Excellent Analytics Tip #22: Calculate Return On Analytics Investment! by Avinash Kaushik.
From the post:
Analysts: Put up or shut up time!
This blog is centered around creating incredible digital experiences powered by qualitative and quantitative data insights. Every post is about unleashing the power of digital analytics (the potent combination of data, systems, software and people). But we’ve never stopped to consider this question:
What is the return on investment (ROI) of digital analytics? What is the incremental revenue impact on the company’s bottom-line for the investment in data, systems and people?
Isn’t it amazing? We’ve not pointed the sexy arrow of accountability on ourselves!

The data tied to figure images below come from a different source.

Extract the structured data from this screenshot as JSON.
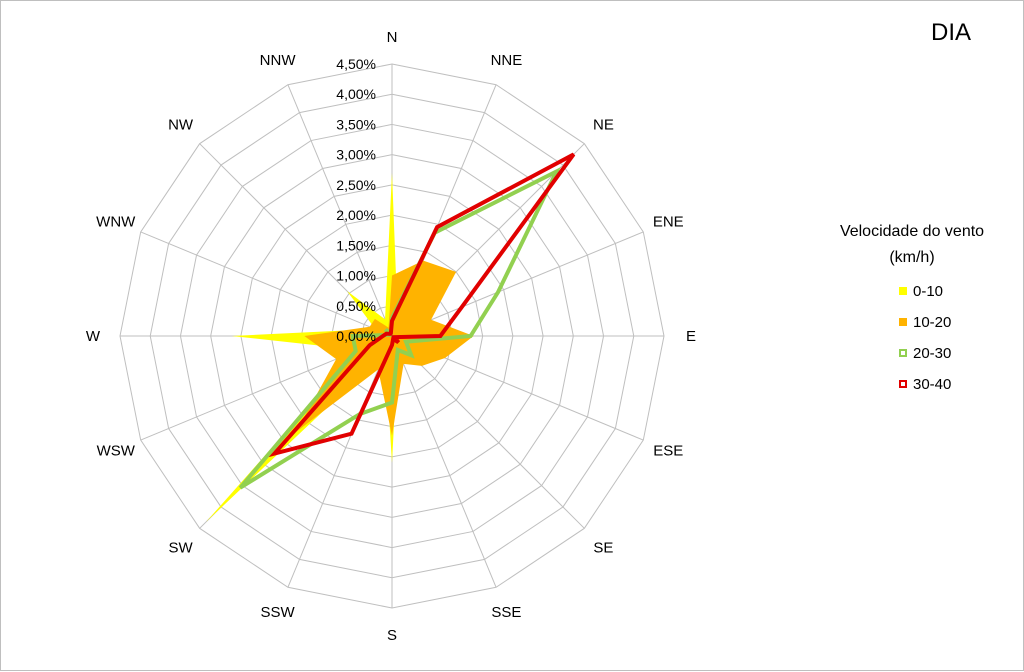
{
  "title": "DIA",
  "legend": {
    "title_line1": "Velocidade do vento",
    "title_line2": "(km/h)"
  },
  "colors": {
    "grid": "#bfbfbf",
    "s0_10": "#ffff00",
    "s10_20": "#ffb300",
    "s20_30": "#92d050",
    "s30_40": "#e10000"
  },
  "chart_data": {
    "type": "radar",
    "categories": [
      "N",
      "NNE",
      "NE",
      "ENE",
      "E",
      "ESE",
      "SE",
      "SSE",
      "S",
      "SSW",
      "SW",
      "WSW",
      "W",
      "WNW",
      "NW",
      "NNW"
    ],
    "tick_labels": [
      "0,00%",
      "0,50%",
      "1,00%",
      "1,50%",
      "2,00%",
      "2,50%",
      "3,00%",
      "3,50%",
      "4,00%",
      "4,50%"
    ],
    "rmax": 4.5,
    "series": [
      {
        "name": "0-10",
        "style": "fill",
        "values": [
          2.7,
          0.25,
          0.35,
          0.2,
          0.2,
          0.25,
          0.2,
          0.25,
          2.1,
          0.3,
          4.35,
          0.6,
          2.65,
          0.3,
          1.05,
          0.3
        ]
      },
      {
        "name": "10-20",
        "style": "fill",
        "values": [
          1.0,
          1.35,
          1.5,
          0.7,
          1.35,
          0.95,
          0.7,
          0.5,
          1.65,
          0.6,
          2.25,
          1.0,
          1.45,
          0.4,
          0.4,
          0.15
        ]
      },
      {
        "name": "20-30",
        "style": "line",
        "values": [
          0.3,
          1.85,
          3.85,
          1.9,
          1.3,
          0.25,
          0.45,
          0.25,
          1.1,
          1.4,
          3.55,
          0.65,
          0.65,
          0.05,
          0.15,
          0.05
        ]
      },
      {
        "name": "30-40",
        "style": "line",
        "values": [
          0.25,
          1.95,
          4.25,
          1.25,
          0.8,
          0.05,
          0.15,
          0.05,
          0.15,
          1.75,
          2.75,
          0.4,
          0.15,
          0.1,
          0.05,
          0.05
        ]
      }
    ]
  }
}
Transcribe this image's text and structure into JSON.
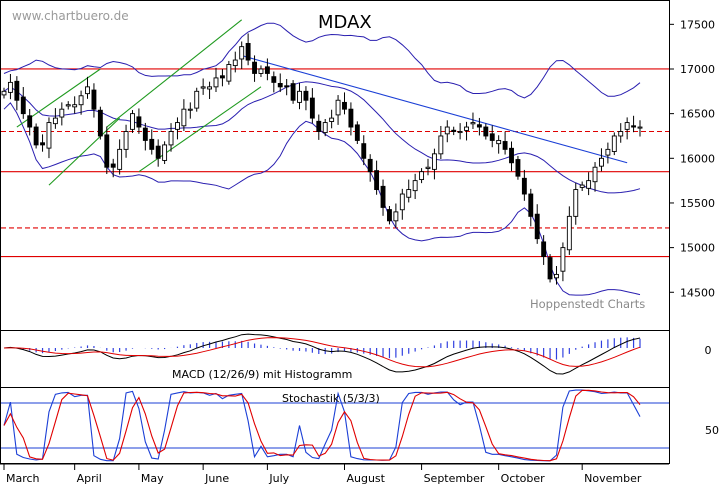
{
  "site": "www.chartbuero.de",
  "colors": {
    "candle": "#000000",
    "bollinger": "#2a1fb0",
    "trend_red": "#e00000",
    "trend_blue": "#1b3fd6",
    "channel_green": "#1f9a1f",
    "macd_line": "#000000",
    "signal_line": "#e00000",
    "histogram": "#3040e0",
    "stoch_k": "#1b3fd6",
    "stoch_d": "#e00000"
  },
  "chart_data": [
    {
      "type": "candlestick",
      "title": "MDAX",
      "source_note": "Hoppenstedt Charts",
      "x_labels": [
        "March",
        "April",
        "May",
        "June",
        "July",
        "August",
        "September",
        "October",
        "November"
      ],
      "y_ticks": [
        "17500",
        "17000",
        "16500",
        "16000",
        "15500",
        "15000",
        "14500"
      ],
      "ylim": [
        14100,
        17750
      ],
      "close": [
        16750,
        16850,
        16650,
        16500,
        16350,
        16150,
        16150,
        16400,
        16450,
        16550,
        16600,
        16600,
        16700,
        16800,
        16550,
        16250,
        15900,
        15900,
        16100,
        16300,
        16500,
        16350,
        16200,
        16100,
        16000,
        16150,
        16300,
        16400,
        16550,
        16550,
        16750,
        16800,
        16800,
        16900,
        16900,
        17050,
        17100,
        17250,
        17100,
        16950,
        17000,
        16950,
        16850,
        16800,
        16800,
        16650,
        16750,
        16650,
        16450,
        16300,
        16400,
        16450,
        16650,
        16550,
        16350,
        16200,
        16000,
        15850,
        15650,
        15450,
        15300,
        15400,
        15600,
        15650,
        15750,
        15850,
        15900,
        16050,
        16250,
        16350,
        16300,
        16300,
        16350,
        16400,
        16350,
        16250,
        16200,
        16200,
        16100,
        15950,
        15800,
        15600,
        15350,
        15100,
        14900,
        14650,
        14700,
        15000,
        15350,
        15650,
        15700,
        15750,
        15900,
        16000,
        16100,
        16250,
        16300,
        16400,
        16350,
        16350
      ],
      "horizontal_lines": [
        {
          "value": 17000,
          "style": "solid",
          "color": "#e00000"
        },
        {
          "value": 15850,
          "style": "solid",
          "color": "#e00000"
        },
        {
          "value": 14900,
          "style": "solid",
          "color": "#e00000"
        },
        {
          "value": 16300,
          "style": "dashed",
          "color": "#e00000"
        },
        {
          "value": 15220,
          "style": "dashed",
          "color": "#e00000"
        }
      ],
      "bollinger_period": 20,
      "bollinger_k": 2
    },
    {
      "type": "line",
      "title": "MACD (12/26/9) mit Histogramm",
      "y_ticks": [
        "0"
      ],
      "series": []
    },
    {
      "type": "line",
      "title": "Stochastik (5/3/3)",
      "y_ticks": [
        "50"
      ],
      "ylim": [
        0,
        100
      ],
      "reference_lines": [
        80,
        20
      ],
      "series": []
    }
  ]
}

Let’s fix that in this post. Let’s calculate the ROI of digital analytics. Let’s show, with real numbers (!) and a mathematical formula (oh, my!), that we are worth it!
We shall do that in in two parts.
In part one, my good friend Jesse Nichols will present his wonderful formula for computing ROA (return on analytics).

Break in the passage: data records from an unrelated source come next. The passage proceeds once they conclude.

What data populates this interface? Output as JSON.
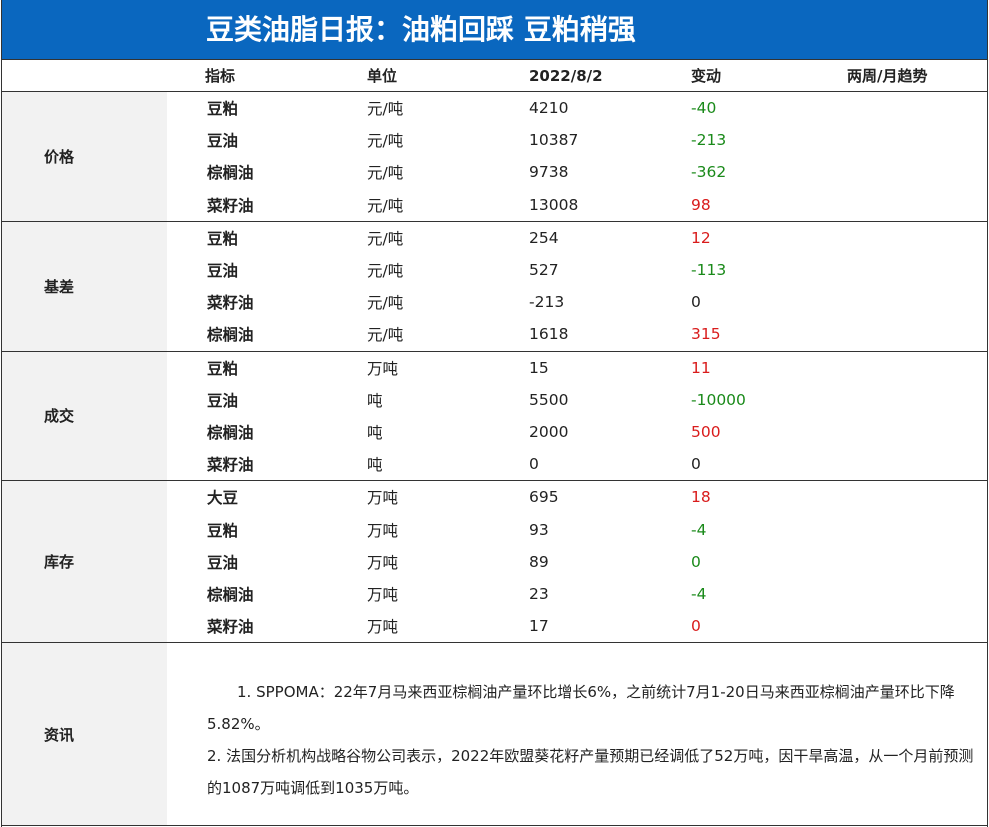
{
  "title": "豆类油脂日报：油粕回踩  豆粕稍强",
  "headers": {
    "indicator": "指标",
    "unit": "单位",
    "date": "2022/8/2",
    "change": "变动",
    "trend": "两周/月趋势"
  },
  "sections": [
    {
      "category": "价格",
      "rows": [
        {
          "name": "豆粕",
          "unit": "元/吨",
          "value": "4210",
          "change": "-40",
          "color": "green"
        },
        {
          "name": "豆油",
          "unit": "元/吨",
          "value": "10387",
          "change": "-213",
          "color": "green"
        },
        {
          "name": "棕榈油",
          "unit": "元/吨",
          "value": "9738",
          "change": "-362",
          "color": "green"
        },
        {
          "name": "菜籽油",
          "unit": "元/吨",
          "value": "13008",
          "change": "98",
          "color": "red"
        }
      ]
    },
    {
      "category": "基差",
      "rows": [
        {
          "name": "豆粕",
          "unit": "元/吨",
          "value": "254",
          "change": "12",
          "color": "red"
        },
        {
          "name": "豆油",
          "unit": "元/吨",
          "value": "527",
          "change": "-113",
          "color": "green"
        },
        {
          "name": "菜籽油",
          "unit": "元/吨",
          "value": "-213",
          "change": "0",
          "color": "neutral"
        },
        {
          "name": "棕榈油",
          "unit": "元/吨",
          "value": "1618",
          "change": "315",
          "color": "red"
        }
      ]
    },
    {
      "category": "成交",
      "rows": [
        {
          "name": "豆粕",
          "unit": "万吨",
          "value": "15",
          "change": "11",
          "color": "red"
        },
        {
          "name": "豆油",
          "unit": "吨",
          "value": "5500",
          "change": "-10000",
          "color": "green"
        },
        {
          "name": "棕榈油",
          "unit": "吨",
          "value": "2000",
          "change": "500",
          "color": "red"
        },
        {
          "name": "菜籽油",
          "unit": "吨",
          "value": "0",
          "change": "0",
          "color": "neutral"
        }
      ]
    },
    {
      "category": "库存",
      "rows": [
        {
          "name": "大豆",
          "unit": "万吨",
          "value": "695",
          "change": "18",
          "color": "red"
        },
        {
          "name": "豆粕",
          "unit": "万吨",
          "value": "93",
          "change": "-4",
          "color": "green"
        },
        {
          "name": "豆油",
          "unit": "万吨",
          "value": "89",
          "change": "0",
          "color": "green"
        },
        {
          "name": "棕榈油",
          "unit": "万吨",
          "value": "23",
          "change": "-4",
          "color": "green"
        },
        {
          "name": "菜籽油",
          "unit": "万吨",
          "value": "17",
          "change": "0",
          "color": "red"
        }
      ]
    }
  ],
  "news": {
    "category": "资讯",
    "items": [
      "　　1. SPPOMA：22年7月马来西亚棕榈油产量环比增长6%，之前统计7月1-20日马来西亚棕榈油产量环比下降5.82%。",
      "2. 法国分析机构战略谷物公司表示，2022年欧盟葵花籽产量预期已经调低了52万吨，因干旱高温，从一个月前预测的1087万吨调低到1035万吨。"
    ]
  },
  "colors": {
    "title_bg": "#0a67bf",
    "category_bg": "#f2f2f2",
    "up": "#d91c1c",
    "down": "#1a8a1a"
  }
}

In part two, we are going to build on the formula and create a model (ok, spreadsheet :)) that you can use to compute ROA for your own company. We’ll have a lot of detail in the model. It contains a sample computation you can use to build your own. It also contains multiple tabs full of specific computations of revenue incrementality delivered for various analytical efforts (Paid Search, Email Marketing, Attribution Analysis, and more). It also has one tab so full of awesomeness, you are going to have to download it to bathe in its glory.
Bottom-line: The model will give you the context you need to shine the bright sunshine of Madam Accountability on your own analytics practice.
Ready? (It is okay if you are scared. :)).
Would this work for measuring topic map ROI/ROA?
What other measurement techniques would you suggest?